Additionally, to expand Caltech’s reach and to help the public understand scientific issues that capture attention but often are not fully understood, Caltech launched the Caltech Science Exchange, a faculty-vetted multimedia website that provides content explaining the science behind critical topics, including emerging viral threats, neuroscience, earthquakes, voting and elections, artificial intelligence, quantum science and technology, sustainability, and most recently the science of wildfires. Articles, faculty expert pieces, and live events convey the science behind societal experiences as they happen and add to a robust slate of programming that aims to introduce the public to Caltech’s research and to the people who lead the discoveries.
In this vein and ultimately in support of Rosenbaum’s vision for Caltech, the Institute recently revamped its century-old Watson Lecture Series, which offers accessible and engaging talks from scientists and engineers from Caltech’s Pasadena campus and JPL who are at the forefront of discovery.

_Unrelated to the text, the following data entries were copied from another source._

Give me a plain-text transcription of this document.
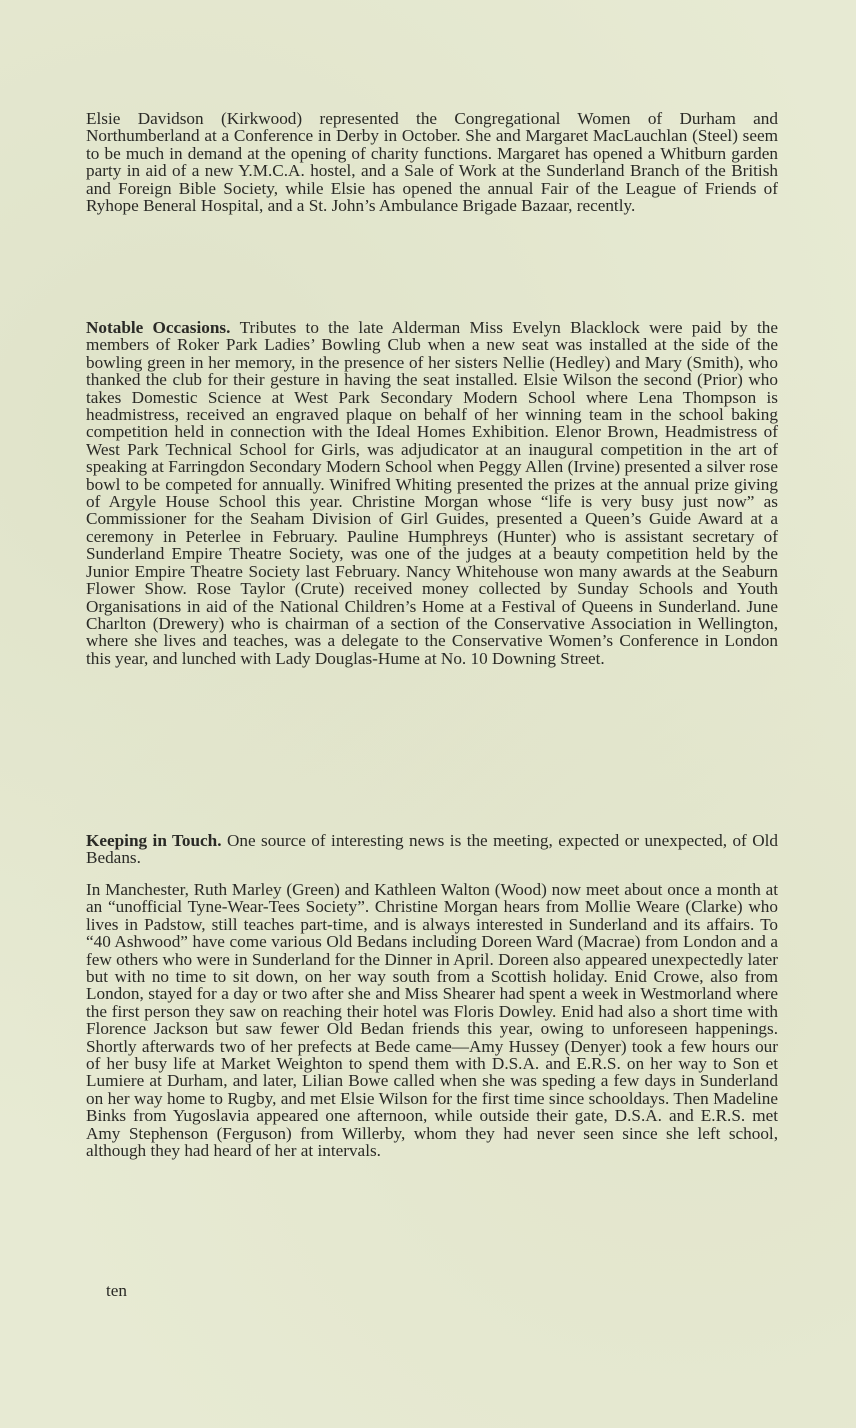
Elsie Davidson (Kirkwood) represented the Congregational Women of Durham and Northumberland at a Conference in Derby in October. She and Margaret MacLauchlan (Steel) seem to be much in demand at the opening of charity functions. Margaret has opened a Whitburn garden party in aid of a new Y.M.C.A. hostel, and a Sale of Work at the Sunderland Branch of the British and Foreign Bible Society, while Elsie has opened the annual Fair of the League of Friends of Ryhope Beneral Hospital, and a St. John’s Ambulance Brigade Bazaar, recently.

Notable Occasions. Tributes to the late Alderman Miss Evelyn Blacklock were paid by the members of Roker Park Ladies’ Bowling Club when a new seat was installed at the side of the bowling green in her memory, in the presence of her sisters Nellie (Hedley) and Mary (Smith), who thanked the club for their gesture in having the seat installed. Elsie Wilson the second (Prior) who takes Domestic Science at West Park Secondary Modern School where Lena Thompson is headmistress, received an engraved plaque on behalf of her winning team in the school baking competition held in connection with the Ideal Homes Exhibition. Elenor Brown, Headmistress of West Park Technical School for Girls, was adjudicator at an inaugural competition in the art of speaking at Farringdon Secondary Modern School when Peggy Allen (Irvine) presented a silver rose bowl to be competed for annually. Winifred Whiting presented the prizes at the annual prize giving of Argyle House School this year. Christine Morgan whose “life is very busy just now” as Commissioner for the Seaham Division of Girl Guides, presented a Queen’s Guide Award at a ceremony in Peterlee in February. Pauline Humphreys (Hunter) who is assistant secretary of Sunderland Empire Theatre Society, was one of the judges at a beauty competition held by the Junior Empire Theatre Society last February. Nancy Whitehouse won many awards at the Seaburn Flower Show. Rose Taylor (Crute) received money collected by Sunday Schools and Youth Organisations in aid of the National Children’s Home at a Festival of Queens in Sunderland. June Charlton (Drewery) who is chairman of a section of the Conservative Association in Wellington, where she lives and teaches, was a delegate to the Conservative Women’s Conference in London this year, and lunched with Lady Douglas-Hume at No. 10 Downing Street.

Keeping in Touch. One source of interesting news is the meeting, expected or unexpected, of Old Bedans.

In Manchester, Ruth Marley (Green) and Kathleen Walton (Wood) now meet about once a month at an “unofficial Tyne-Wear-Tees Society”. Christine Morgan hears from Mollie Weare (Clarke) who lives in Padstow, still teaches part-time, and is always interested in Sunderland and its affairs. To “40 Ashwood” have come various Old Bedans including Doreen Ward (Macrae) from London and a few others who were in Sunderland for the Dinner in April. Doreen also appeared unexpectedly later but with no time to sit down, on her way south from a Scottish holiday. Enid Crowe, also from London, stayed for a day or two after she and Miss Shearer had spent a week in Westmorland where the first person they saw on reaching their hotel was Floris Dowley. Enid had also a short time with Florence Jackson but saw fewer Old Bedan friends this year, owing to unforeseen happenings. Shortly afterwards two of her prefects at Bede came—Amy Hussey (Denyer) took a few hours our of her busy life at Market Weighton to spend them with D.S.A. and E.R.S. on her way to Son et Lumiere at Durham, and later, Lilian Bowe called when she was speding a few days in Sunderland on her way home to Rugby, and met Elsie Wilson for the first time since schooldays. Then Madeline Binks from Yugoslavia appeared one afternoon, while outside their gate, D.S.A. and E.R.S. met Amy Stephenson (Ferguson) from Willerby, whom they had never seen since she left school, although they had heard of her at intervals.

ten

Caltech has also served since 2016 as the host for the Southern California Science Olympiad State Tournament, a team-based science and engineering competition for middle and high school students; in 2022, the Institute hosted the national tournament. Last fall, the Institute partnered with the Getty to present the PST ART exhibition Crossing Over: Art and Science at Caltech, 1920–2020, which showcased artists whose work engages with both the history of science and cutting-edge scientific research.